As in most of my writings, I scribe this for my kids. Not only that they know me better, but to also help them deal with any differences that they may see in themselves. I also write it for any others who may be reading this. Can you accept me for who I am instead of what I look like? If not, OK, but let’s not pretend we must be buddies.
In this regard, I should accept myself. I would like to, but pounds continue to creep up unless I actively work on losing weight. I do not know its endpoint as I have never allowed my weight to stabilize. I like to be active, and I want to be healthy, and these facts motivate me to control my poundage-however, unsuccessful I may be.
Strangely, there are some positives to my dilemma. I know what it is like to be judged for something that has little to do with who a person is. Some people will see me from afar and instantly form a negative opinion of me. Their preconceived notions will become solidified to a level that I will never be able to break. To be judged in such a superficial way is cruel and unfair, but it is a fact of life.

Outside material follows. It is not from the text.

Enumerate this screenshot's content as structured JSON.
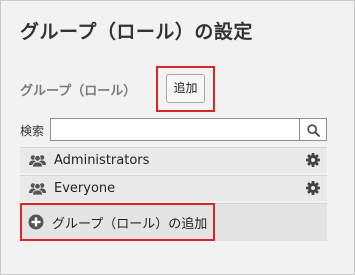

Those who know me know I’m committed to not judging others based on any superficial identifier or single characteristic. Race, religion, sexual orientation, gender, or gender identification, so many people instantly reject individuals based on these criteria. Such superficiality seems insane and unnecessary to me. Why do we need to do that? I say this as a person who was judged for being different. Yet, a person who has contributed to society. A person who has never intentionally hurt another human. A person who has value. I am not alone.
If you have gotten this far in this post, I thank you. I wear my differences directly on my body. I can not hide. Accept me for who I am. If you can’t, let’s be honest and talk about it. Get to know me. Love me, and I’ll love you right back. I will celebrate your differences.